GDPval is the third referent, and it behaves differently. The primary GDPval panel uses n = 41 GDPval occupations and produces rho values of -0.03, 0.08, and 0.07. On the same direct-TAP GDPval pool with Felten values available, the GDPval vs. Felten diagnostic uses n = 38 GDPval/Felten same-pool occupations and produces rho values of -0.07, 0.03, and 0.02. Talvio treats this as expected near-orthogonality: GDPval measures a different construct from work-activity exposure.

The cross-sector panel supports face validity for training priority. The diagnostic-panel means used in Figure 5 are knowledge-professional 78.03, technical-knowledge 74.82, care/public 68.16, physical-service 60.20, and service-physical 62.04.

Figure 4. The external-validation pattern is strong with Felten AIOE, moderate with AEI observed task use, and near zero with GDPval; GDPval is labeled as a different construct rather than treated as capability-level validation.

Figure 5. The cross-sector comparison follows the intended ordering for training priority: knowledge-professional roles average 78.03, care/public-facing roles 68.16, and physical-service roles 60.20.

Section 6

What It Does Not Claim

Talvio does not claim to forecast staffing changes or labor-market outcomes. It ranks training priority.

Talvio does not claim that capability maturity scores explain the occupation ranking as of 2026-05-16. The uniform-capability diagnostic is effectively identical at rho approximately 1.00 on n = 894 direct-scored occupations, so the production method treats capability maturity as training-design context rather than ranking causality.

Talvio does not claim that GDPval validates capability-level differentiation.
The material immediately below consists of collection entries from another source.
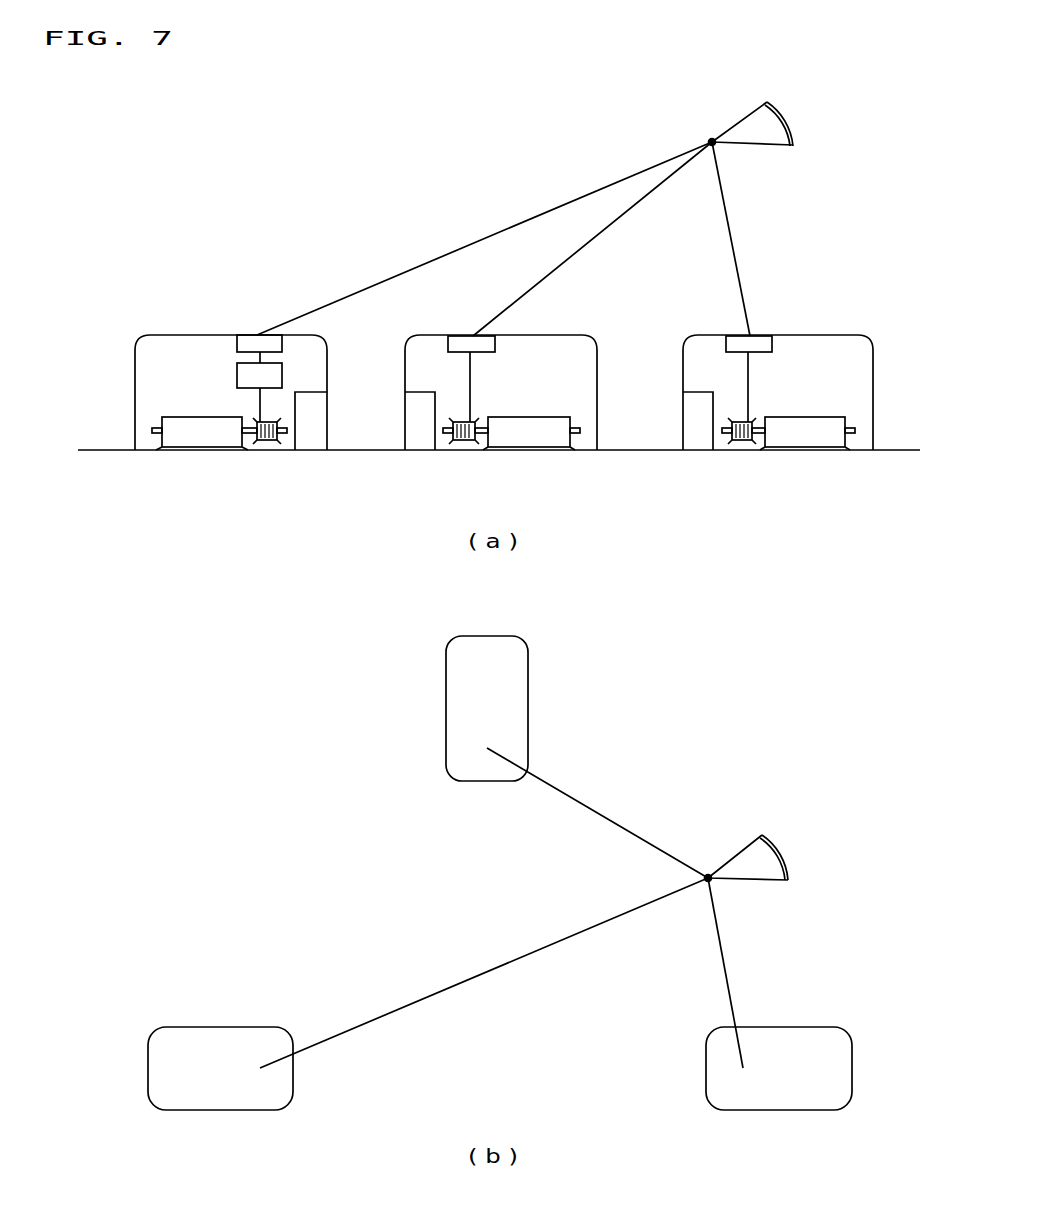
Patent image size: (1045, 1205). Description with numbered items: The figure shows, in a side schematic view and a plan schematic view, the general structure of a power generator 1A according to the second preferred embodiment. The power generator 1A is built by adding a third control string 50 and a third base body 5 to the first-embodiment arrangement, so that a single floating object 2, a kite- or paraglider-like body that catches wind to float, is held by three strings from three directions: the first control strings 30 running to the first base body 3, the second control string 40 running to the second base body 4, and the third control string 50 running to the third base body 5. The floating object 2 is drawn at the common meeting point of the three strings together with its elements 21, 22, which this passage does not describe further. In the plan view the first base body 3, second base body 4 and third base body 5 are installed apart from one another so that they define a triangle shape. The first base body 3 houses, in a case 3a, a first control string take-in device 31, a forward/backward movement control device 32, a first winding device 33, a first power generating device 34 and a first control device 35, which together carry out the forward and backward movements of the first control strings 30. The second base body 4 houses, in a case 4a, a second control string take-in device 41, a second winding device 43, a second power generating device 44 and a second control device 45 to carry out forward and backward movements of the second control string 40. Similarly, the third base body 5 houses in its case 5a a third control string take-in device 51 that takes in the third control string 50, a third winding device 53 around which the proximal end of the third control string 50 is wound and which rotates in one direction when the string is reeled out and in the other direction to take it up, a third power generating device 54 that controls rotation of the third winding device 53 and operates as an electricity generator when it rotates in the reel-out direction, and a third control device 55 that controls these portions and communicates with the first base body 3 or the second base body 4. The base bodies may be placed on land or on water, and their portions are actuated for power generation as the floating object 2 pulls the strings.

In FIG. 7A, the power generator 1A is at (431, 126).
In FIG. 7B, the power generator 1A is at (294, 760).
In FIG. 7A, the floating object 2 is at (760, 138).
In FIG. 7B, the floating object 2 is at (797, 877).
In FIG. 7A, the wind vane 21 is at (785, 110).
In FIG. 7A, the rotation shaft 22 is at (709, 140).
In FIG. 7A, the first control strings 30 is at (623, 180).
In FIG. 7B, the first control strings 30 is at (455, 985).
In FIG. 7A, the second control string 40 is at (731, 232).
In FIG. 7B, the second control string 40 is at (729, 965).
In FIG. 7A, the third control string 50 is at (628, 224).
In FIG. 7B, the third control string 50 is at (600, 812).
In FIG. 7A, the first base body 3 is at (222, 379).
In FIG. 7B, the first base body 3 is at (176, 1015).
In FIG. 7A, the case 3a is at (135, 392).
In FIG. 7A, the first control string take-in device 31 is at (255, 340).
In FIG. 7A, the forward/backward movement control device 32 is at (279, 377).
In FIG. 7A, the first winding device 33 is at (263, 440).
In FIG. 7A, the first power generating device 34 is at (195, 432).
In FIG. 7A, the first control device 35 is at (310, 445).
In FIG. 7A, the third base body 5 is at (533, 387).
In FIG. 7B, the third base body 5 is at (545, 711).
In FIG. 7A, the case 5a is at (595, 393).
In FIG. 7A, the third control string take-in device 51 is at (487, 342).
In FIG. 7A, the third winding device 53 is at (465, 440).
In FIG. 7A, the third power generating device 54 is at (533, 437).
In FIG. 7A, the third control device 55 is at (425, 437).
In FIG. 7A, the second base body 4 is at (806, 385).
In FIG. 7B, the second base body 4 is at (863, 1058).
In FIG. 7A, the case 4a is at (873, 395).
In FIG. 7A, the second control string take-in device 41 is at (760, 342).
In FIG. 7A, the second winding device 43 is at (741, 440).
In FIG. 7A, the second power generating device 44 is at (808, 437).
In FIG. 7A, the second control device 45 is at (703, 437).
GDPval is valuable evidence about model performance on real-world deliverables, but the Talvio-GDPval correlations are near zero with n = 41 GDPval occupations and are treated as construct divergence.

Talvio does not silently fill occupations that lack O*NET 30.2 Work Activities coverage. The current coverage gap is 122 rows: 77 residual SOC/no descriptor rows, 26 split-code/no Work Activities rows, and 19 out-of-scope military rows. Donor imputation remains outside the production method, and split-code occupations are deferred to a future research path pending validated donor rules and disclosure standards.

Section 7

Methodological Detail / Rigorous Tail

7.1 Inputs and Claim Contract

The corrected Phase 4 validation run is dated 2026-05-16. The governing scoped-claims contract is human-reviewed. It defines the public claim as AI augmentation potential for training prioritization, not a staffing-impact forecast.
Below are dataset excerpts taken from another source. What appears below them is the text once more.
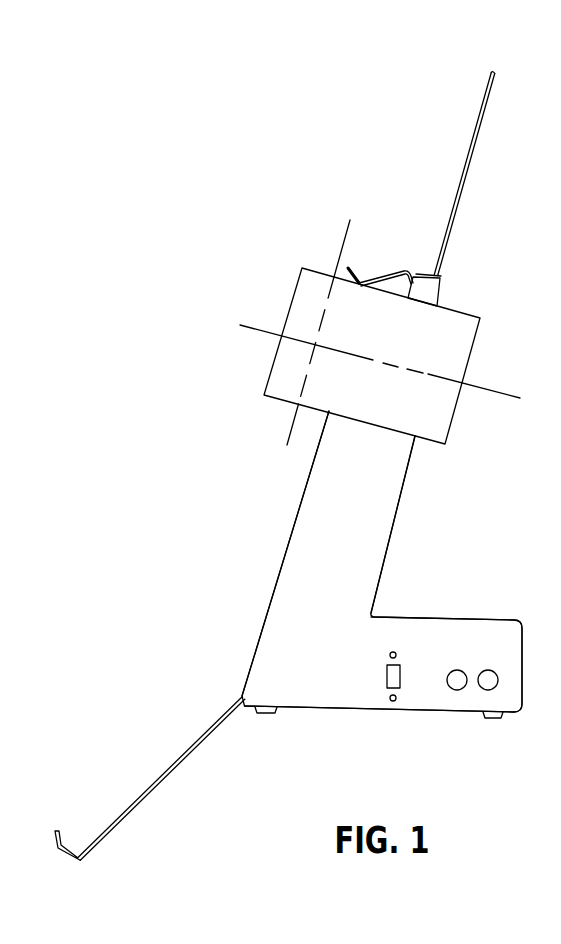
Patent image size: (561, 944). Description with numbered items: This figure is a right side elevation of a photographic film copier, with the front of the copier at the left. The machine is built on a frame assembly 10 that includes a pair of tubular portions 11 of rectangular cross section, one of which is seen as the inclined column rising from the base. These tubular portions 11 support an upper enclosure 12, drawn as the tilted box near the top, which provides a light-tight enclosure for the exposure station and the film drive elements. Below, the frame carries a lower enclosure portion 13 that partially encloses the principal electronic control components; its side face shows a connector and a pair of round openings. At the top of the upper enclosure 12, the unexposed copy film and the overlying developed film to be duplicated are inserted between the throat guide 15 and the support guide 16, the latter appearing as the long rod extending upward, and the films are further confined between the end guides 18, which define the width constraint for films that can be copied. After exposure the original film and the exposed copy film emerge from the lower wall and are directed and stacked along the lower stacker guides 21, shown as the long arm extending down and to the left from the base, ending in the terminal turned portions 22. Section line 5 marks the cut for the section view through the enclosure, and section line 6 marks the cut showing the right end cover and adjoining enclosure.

The section line 5— 5 is at (338, 224).
The section line 6— 6 is at (256, 312).
The frame assembly 10 is at (264, 587).
The tubular portions 11 is at (398, 505).
The upper enclosure 12 is at (463, 308).
The lower enclosure portion 13 is at (477, 617).
The throat guide 15 is at (383, 272).
The support guide 16 is at (460, 212).
The end guides 18 is at (443, 290).
The lower stacker guides 21 is at (183, 758).
The terminal turned portions 22 is at (60, 837).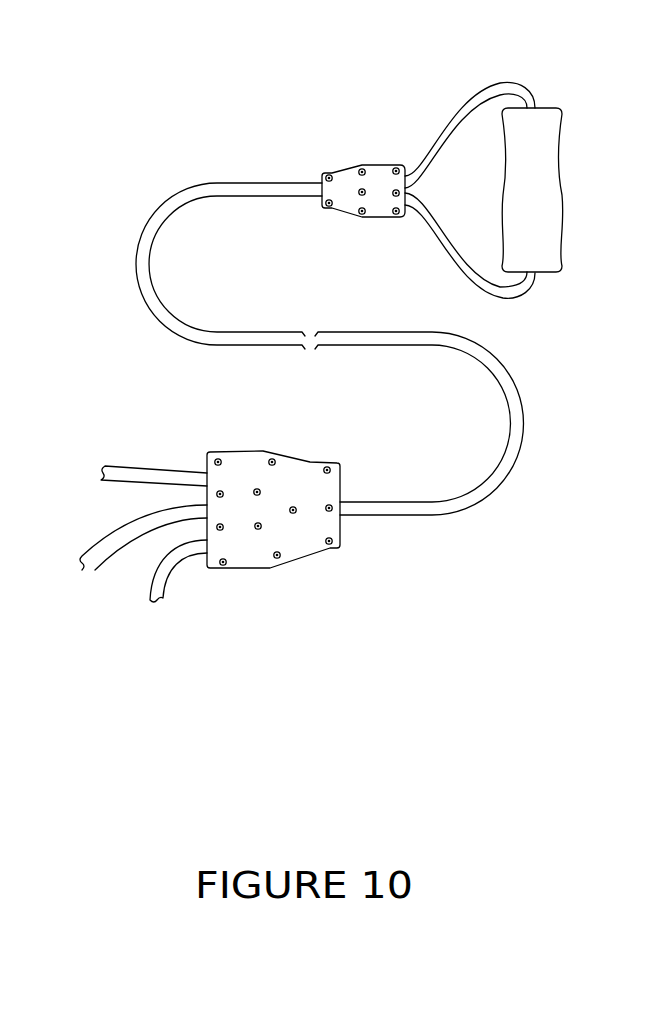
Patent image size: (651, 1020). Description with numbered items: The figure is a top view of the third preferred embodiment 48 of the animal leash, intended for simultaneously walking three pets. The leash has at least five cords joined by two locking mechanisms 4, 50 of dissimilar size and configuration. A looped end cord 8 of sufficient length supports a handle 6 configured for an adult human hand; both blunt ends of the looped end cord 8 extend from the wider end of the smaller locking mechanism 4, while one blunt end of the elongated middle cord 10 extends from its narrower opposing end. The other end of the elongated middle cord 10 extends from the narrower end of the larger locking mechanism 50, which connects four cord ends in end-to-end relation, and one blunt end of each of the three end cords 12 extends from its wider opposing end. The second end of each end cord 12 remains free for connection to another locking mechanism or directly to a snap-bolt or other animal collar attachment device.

The third preferred embodiment 48 is at (193, 143).
The locking mechanism 4 is at (360, 167).
The handle 6 is at (560, 274).
The looped end cord 8 is at (447, 248).
The elongated middle cord 10 is at (215, 328).
The end cords 12 is at (121, 543).
The locking mechanism 50 is at (281, 470).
The occupation substrate is ONET 30.2 Work Activities. ONET 30.2 is distributed by the U.S. Department of Labor / Employment and Training Administration through the National Center for O*NET Development under CC BY 4.0 for the downloadable database. Talvio uses the Work Activities file and associated generalized work activity structure as the occupation spine.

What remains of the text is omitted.